Because of their ability to enable new forms of cryptanalysis, quantum computers pose a threat to the cryptographic algorithms that are widely used to secure contemporary computer systems. A practical quantum computer may emerge within the next ten years or so, but due to theorised "harvest now, decrypt later" style attacker behaviour, mitigations are necessary today. Recent advances in cryptography and security architecture show promise in supporting the design of systems that exhibit resilience against quantum-enabled cryptanalysis, however there is a key gap in the literature around the subject of deriving tolerances for such systems. In this paper, we introduce the concept of rotation time as a measure of crypto agility, and derive an approximation that links rotation time tolerance to security risk tolerance. Historical CVE data is used to calculate illustrative values for rotation time tolerance, which is found to be of the order of hours to days. This demonstrates that using crypto agility in conjunction with hybrid encryption is an effective approach for designing quantum-resilient systems, but may necessitate challenging technical and operational tolerances in order to meet organisational risk tolerances.

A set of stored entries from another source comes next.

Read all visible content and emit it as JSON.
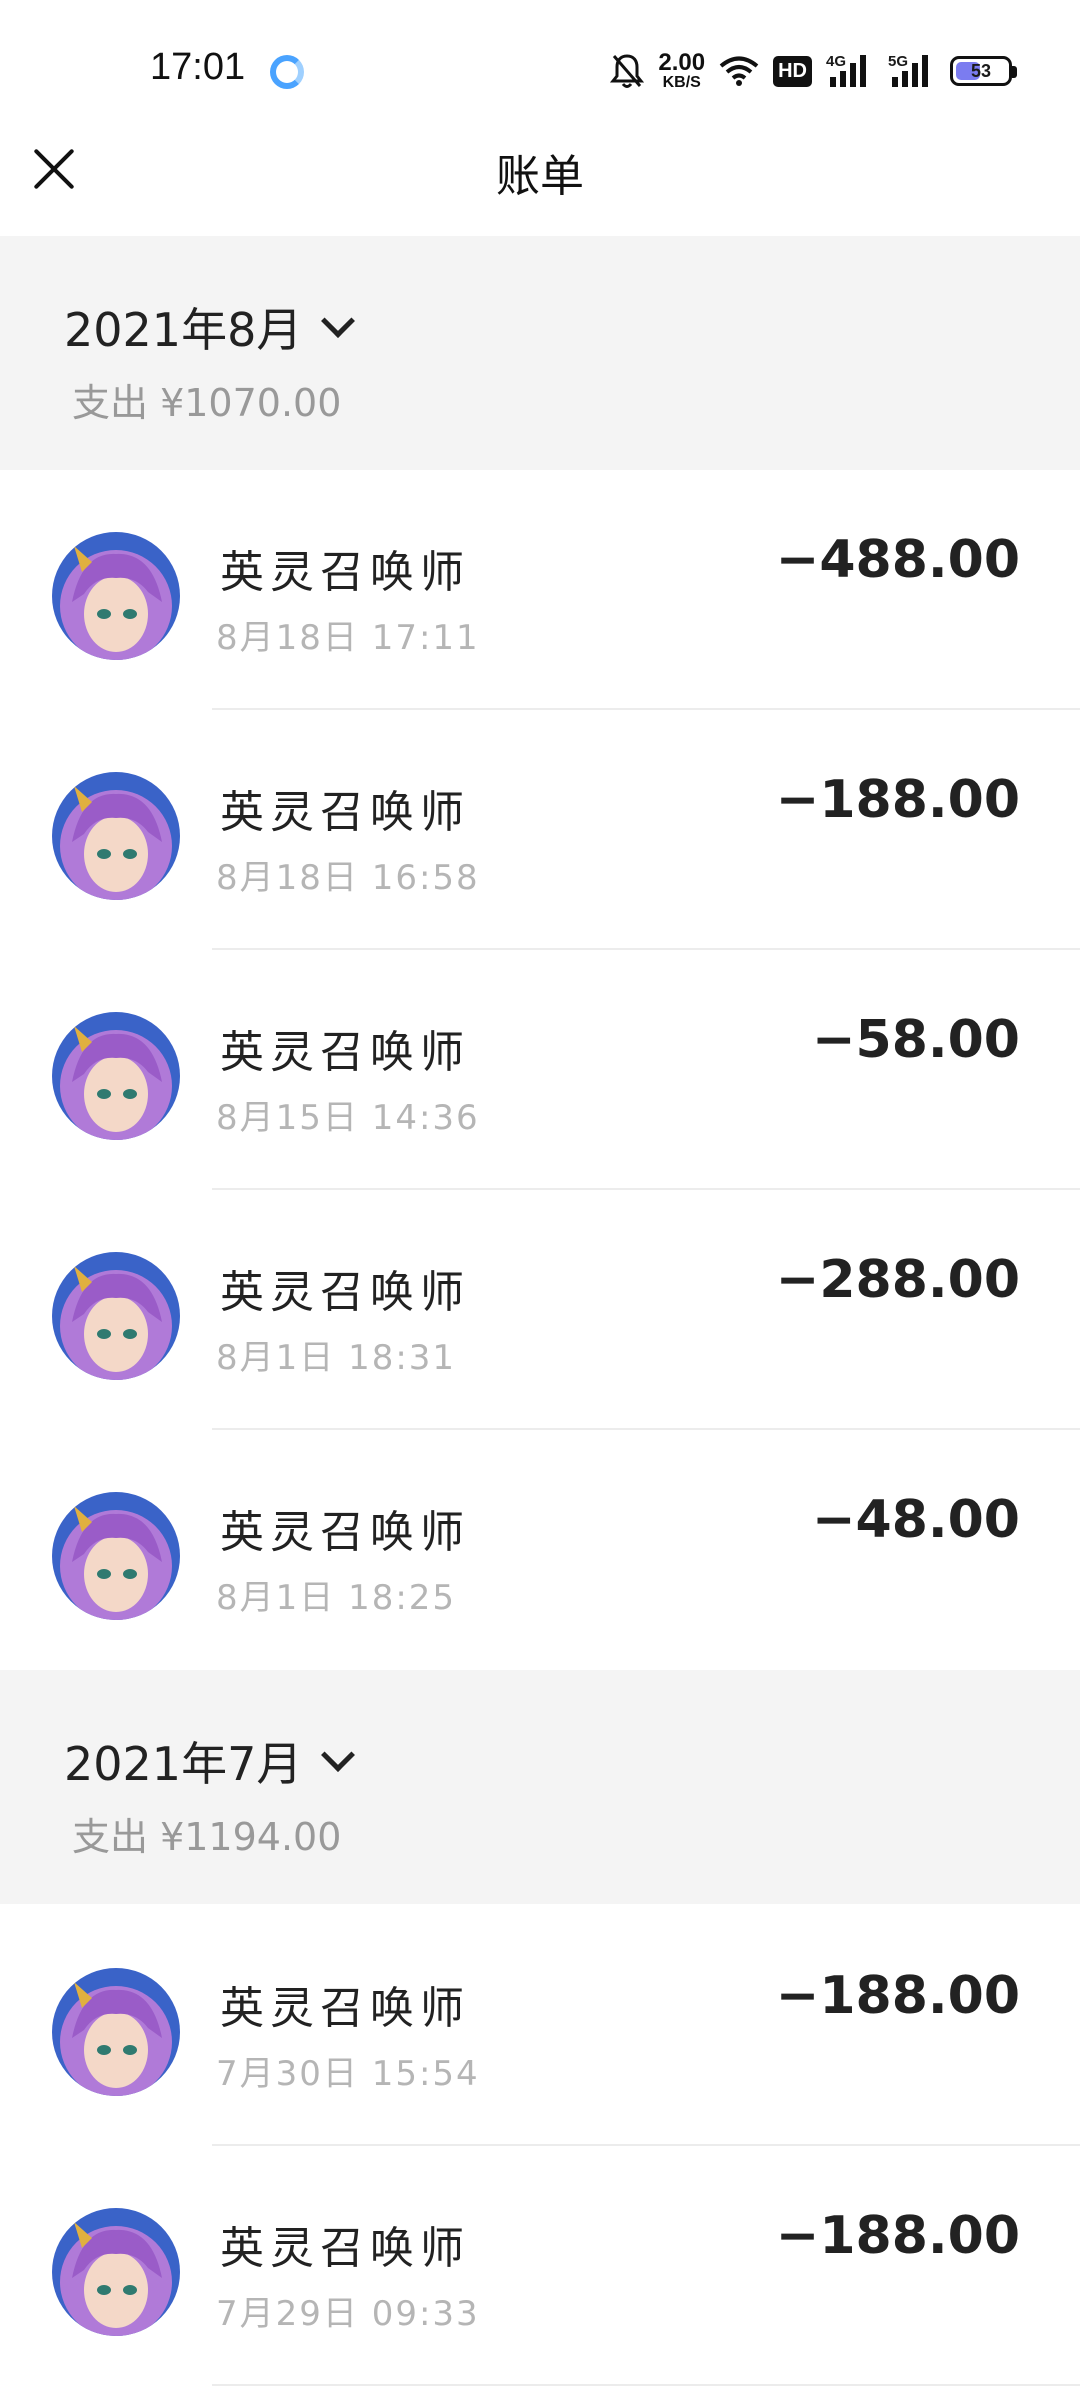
{
  "status_bar": {
    "time": "17:01",
    "net_speed_value": "2.00",
    "net_speed_unit": "KB/S",
    "hd_label": "HD",
    "signal1_label": "4G",
    "signal2_label": "5G",
    "battery": "53",
    "battery_level": 0.53,
    "icons": [
      "mute-bell-icon",
      "wifi-icon",
      "hd-icon",
      "signal-icon",
      "battery-icon"
    ]
  },
  "header": {
    "title": "账单",
    "close_icon": "close-icon"
  },
  "colors": {
    "section_bg": "#f4f4f4",
    "text_primary": "#222222",
    "text_secondary": "#999999",
    "text_time": "#b5b5b5",
    "battery_fill": "#7b7cf0"
  },
  "months": [
    {
      "title": "2021年8月",
      "summary": "支出 ¥1070.00",
      "items": [
        {
          "name": "英灵召唤师",
          "time": "8月18日 17:11",
          "amount": "−488.00"
        },
        {
          "name": "英灵召唤师",
          "time": "8月18日 16:58",
          "amount": "−188.00"
        },
        {
          "name": "英灵召唤师",
          "time": "8月15日 14:36",
          "amount": "−58.00"
        },
        {
          "name": "英灵召唤师",
          "time": "8月1日 18:31",
          "amount": "−288.00"
        },
        {
          "name": "英灵召唤师",
          "time": "8月1日 18:25",
          "amount": "−48.00"
        }
      ]
    },
    {
      "title": "2021年7月",
      "summary": "支出 ¥1194.00",
      "items": [
        {
          "name": "英灵召唤师",
          "time": "7月30日 15:54",
          "amount": "−188.00"
        },
        {
          "name": "英灵召唤师",
          "time": "7月29日 09:33",
          "amount": "−188.00"
        }
      ]
    }
  ]
}
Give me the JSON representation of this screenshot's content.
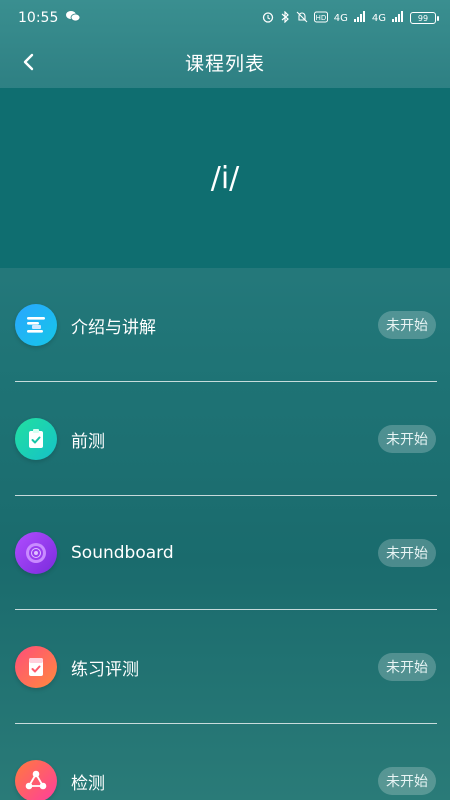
{
  "status_bar": {
    "time": "10:55",
    "network_1": "4G",
    "network_2": "4G",
    "battery_level": "99"
  },
  "header": {
    "title": "课程列表"
  },
  "hero": {
    "text": "/i/"
  },
  "items": [
    {
      "label": "介绍与讲解",
      "status": "未开始",
      "icon": "lines-icon",
      "color_from": "#2aa6ff",
      "color_to": "#15c7e8"
    },
    {
      "label": "前测",
      "status": "未开始",
      "icon": "clipboard-check-icon",
      "color_from": "#22e0a0",
      "color_to": "#15c1c8"
    },
    {
      "label": "Soundboard",
      "status": "未开始",
      "icon": "speaker-icon",
      "color_from": "#b04dff",
      "color_to": "#7a2bdc"
    },
    {
      "label": "练习评测",
      "status": "未开始",
      "icon": "notebook-check-icon",
      "color_from": "#ff4d7a",
      "color_to": "#ff8a3d"
    },
    {
      "label": "检测",
      "status": "未开始",
      "icon": "share-nodes-icon",
      "color_from": "#ff7a3d",
      "color_to": "#ff3d9e"
    }
  ]
}
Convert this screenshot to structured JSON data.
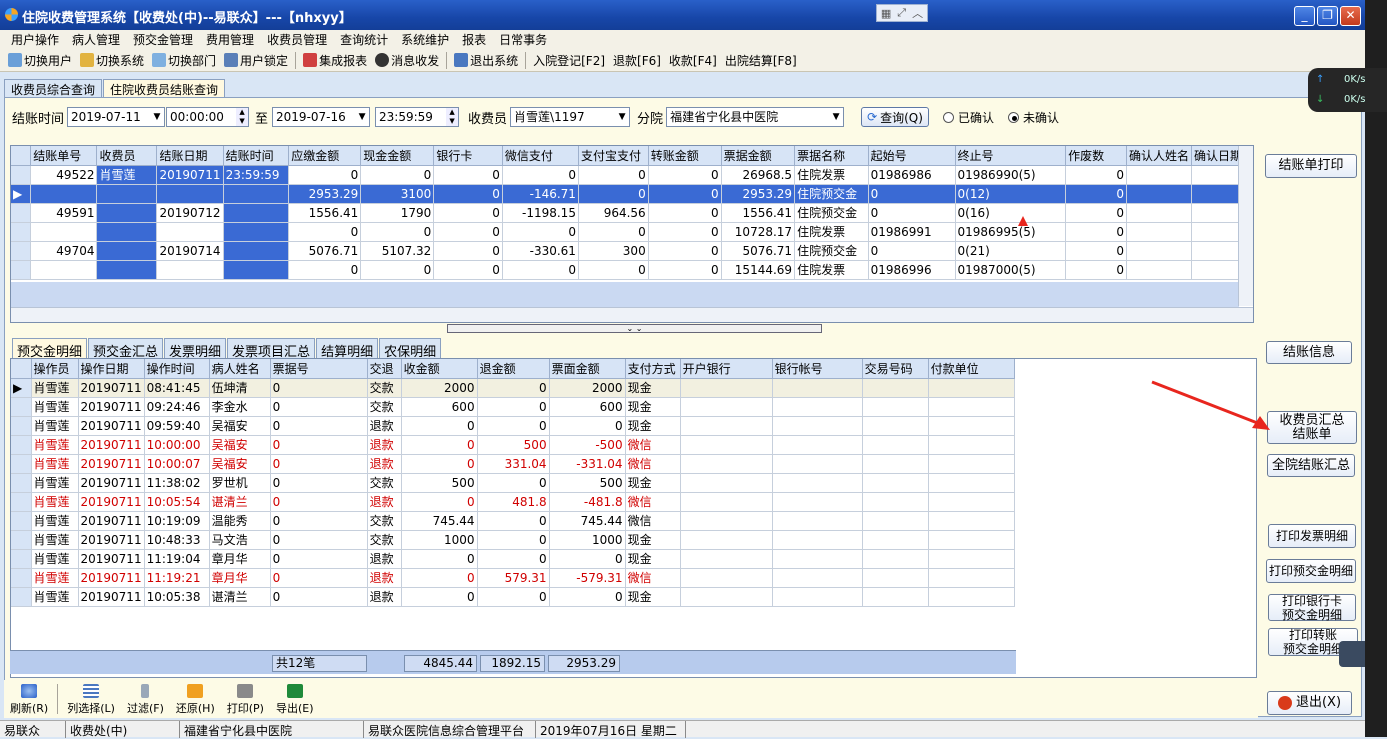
{
  "window": {
    "title": "住院收费管理系统【收费处(中)--易联众】---【nhxyy】"
  },
  "menu": [
    "用户操作",
    "病人管理",
    "预交金管理",
    "费用管理",
    "收费员管理",
    "查询统计",
    "系统维护",
    "报表",
    "日常事务"
  ],
  "toolbar": [
    "切换用户",
    "切换系统",
    "切换部门",
    "用户锁定",
    "集成报表",
    "消息收发",
    "退出系统",
    "入院登记[F2]",
    "退款[F6]",
    "收款[F4]",
    "出院结算[F8]"
  ],
  "tabs": [
    "收费员综合查询",
    "住院收费员结账查询"
  ],
  "query": {
    "time_label": "结账时间",
    "date_from": "2019-07-11",
    "time_from": "00:00:00",
    "to_label": "至",
    "date_to": "2019-07-16",
    "time_to": "23:59:59",
    "cashier_label": "收费员",
    "cashier": "肖雪莲\\1197",
    "branch_label": "分院",
    "branch": "福建省宁化县中医院",
    "query_btn": "查询(Q)",
    "radio_confirmed": "已确认",
    "radio_unconfirmed": "未确认"
  },
  "grid1": {
    "headers": [
      "结账单号",
      "收费员",
      "结账日期",
      "结账时间",
      "应缴金额",
      "现金金额",
      "银行卡",
      "微信支付",
      "支付宝支付",
      "转账金额",
      "票据金额",
      "票据名称",
      "起始号",
      "终止号",
      "作废数",
      "确认人姓名",
      "确认日期"
    ],
    "rows": [
      [
        "49522",
        "肖雪莲",
        "20190711",
        "23:59:59",
        "0",
        "0",
        "0",
        "0",
        "0",
        "0",
        "26968.5",
        "住院发票",
        "01986986",
        "01986990(5)",
        "0",
        "",
        ""
      ],
      [
        "",
        "",
        "",
        "",
        "2953.29",
        "3100",
        "0",
        "-146.71",
        "0",
        "0",
        "2953.29",
        "住院预交金",
        "0",
        "0(12)",
        "0",
        "",
        ""
      ],
      [
        "49591",
        "",
        "20190712",
        "",
        "1556.41",
        "1790",
        "0",
        "-1198.15",
        "964.56",
        "0",
        "1556.41",
        "住院预交金",
        "0",
        "0(16)",
        "0",
        "",
        ""
      ],
      [
        "",
        "",
        "",
        "",
        "0",
        "0",
        "0",
        "0",
        "0",
        "0",
        "10728.17",
        "住院发票",
        "01986991",
        "01986995(5)",
        "0",
        "",
        ""
      ],
      [
        "49704",
        "",
        "20190714",
        "",
        "5076.71",
        "5107.32",
        "0",
        "-330.61",
        "300",
        "0",
        "5076.71",
        "住院预交金",
        "0",
        "0(21)",
        "0",
        "",
        ""
      ],
      [
        "",
        "",
        "",
        "",
        "0",
        "0",
        "0",
        "0",
        "0",
        "0",
        "15144.69",
        "住院发票",
        "01986996",
        "01987000(5)",
        "0",
        "",
        ""
      ]
    ]
  },
  "tabs2": [
    "预交金明细",
    "预交金汇总",
    "发票明细",
    "发票项目汇总",
    "结算明细",
    "农保明细"
  ],
  "grid2": {
    "headers": [
      "操作员",
      "操作日期",
      "操作时间",
      "病人姓名",
      "票据号",
      "交退",
      "收金额",
      "退金额",
      "票面金额",
      "支付方式",
      "开户银行",
      "银行帐号",
      "交易号码",
      "付款单位"
    ],
    "rows": [
      [
        "肖雪莲",
        "20190711",
        "08:41:45",
        "伍坤清",
        "0",
        "交款",
        "2000",
        "0",
        "2000",
        "现金"
      ],
      [
        "肖雪莲",
        "20190711",
        "09:24:46",
        "李金水",
        "0",
        "交款",
        "600",
        "0",
        "600",
        "现金"
      ],
      [
        "肖雪莲",
        "20190711",
        "09:59:40",
        "吴福安",
        "0",
        "退款",
        "0",
        "0",
        "0",
        "现金"
      ],
      [
        "肖雪莲",
        "20190711",
        "10:00:00",
        "吴福安",
        "0",
        "退款",
        "0",
        "500",
        "-500",
        "微信"
      ],
      [
        "肖雪莲",
        "20190711",
        "10:00:07",
        "吴福安",
        "0",
        "退款",
        "0",
        "331.04",
        "-331.04",
        "微信"
      ],
      [
        "肖雪莲",
        "20190711",
        "11:38:02",
        "罗世机",
        "0",
        "交款",
        "500",
        "0",
        "500",
        "现金"
      ],
      [
        "肖雪莲",
        "20190711",
        "10:05:54",
        "谌清兰",
        "0",
        "退款",
        "0",
        "481.8",
        "-481.8",
        "微信"
      ],
      [
        "肖雪莲",
        "20190711",
        "10:19:09",
        "温能秀",
        "0",
        "交款",
        "745.44",
        "0",
        "745.44",
        "微信"
      ],
      [
        "肖雪莲",
        "20190711",
        "10:48:33",
        "马文浩",
        "0",
        "交款",
        "1000",
        "0",
        "1000",
        "现金"
      ],
      [
        "肖雪莲",
        "20190711",
        "11:19:04",
        "章月华",
        "0",
        "退款",
        "0",
        "0",
        "0",
        "现金"
      ],
      [
        "肖雪莲",
        "20190711",
        "11:19:21",
        "章月华",
        "0",
        "退款",
        "0",
        "579.31",
        "-579.31",
        "微信"
      ],
      [
        "肖雪莲",
        "20190711",
        "10:05:38",
        "谌清兰",
        "0",
        "退款",
        "0",
        "0",
        "0",
        "现金"
      ]
    ],
    "red_rows": [
      3,
      4,
      6,
      10
    ],
    "summary": {
      "count": "共12笔",
      "in": "4845.44",
      "out": "1892.15",
      "face": "2953.29"
    }
  },
  "bottom_toolbar": [
    "刷新(R)",
    "列选择(L)",
    "过滤(F)",
    "还原(H)",
    "打印(P)",
    "导出(E)"
  ],
  "right_buttons": {
    "print_bill": "结账单打印",
    "bill_info": "结账信息",
    "summary_l1": "收费员汇总",
    "summary_l2": "结账单",
    "hospital_summary": "全院结账汇总",
    "print_invoice": "打印发票明细",
    "print_prepay": "打印预交金明细",
    "print_bank_l1": "打印银行卡",
    "print_bank_l2": "预交金明细",
    "print_transfer_l1": "打印转账",
    "print_transfer_l2": "预交金明细",
    "exit": "退出(X)"
  },
  "status": [
    "易联众",
    "收费处(中)",
    "福建省宁化县中医院",
    "易联众医院信息综合管理平台",
    "2019年07月16日 星期二"
  ],
  "network": {
    "up": "0K/s",
    "down": "0K/s"
  }
}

翻译：由于量子计算机能够实现新的密码分析形式，它们对广泛用于保护当代计算机系统的密码算法构成了威胁。实用量子计算机可能在未来十年左右出现，但由于理论上存在的“先收集、后解密”式攻击者行为，现今就必须采取缓解措施。密码学与安全架构的最新进展在支持设计具备抗量子密码分析能力的系统方面展现出前景，然而，关于此类系统容限推导的文献中仍存在一个关键空白。本文引入了轮转时间概念作为密码敏捷性的一种度量，并推导出一个将轮转时间容限与安全风险容限联系起来的近似关系。利用历史CVE数据计算出的轮转时间容限示例值显示，其量级在数小时至数天之间。这表明，将密码敏捷性与混合加密相结合是设计抗量子系统的一种有效方法，但为了满足组织风险容限，可能需要在技术和运维层面设定具有挑战性的容限。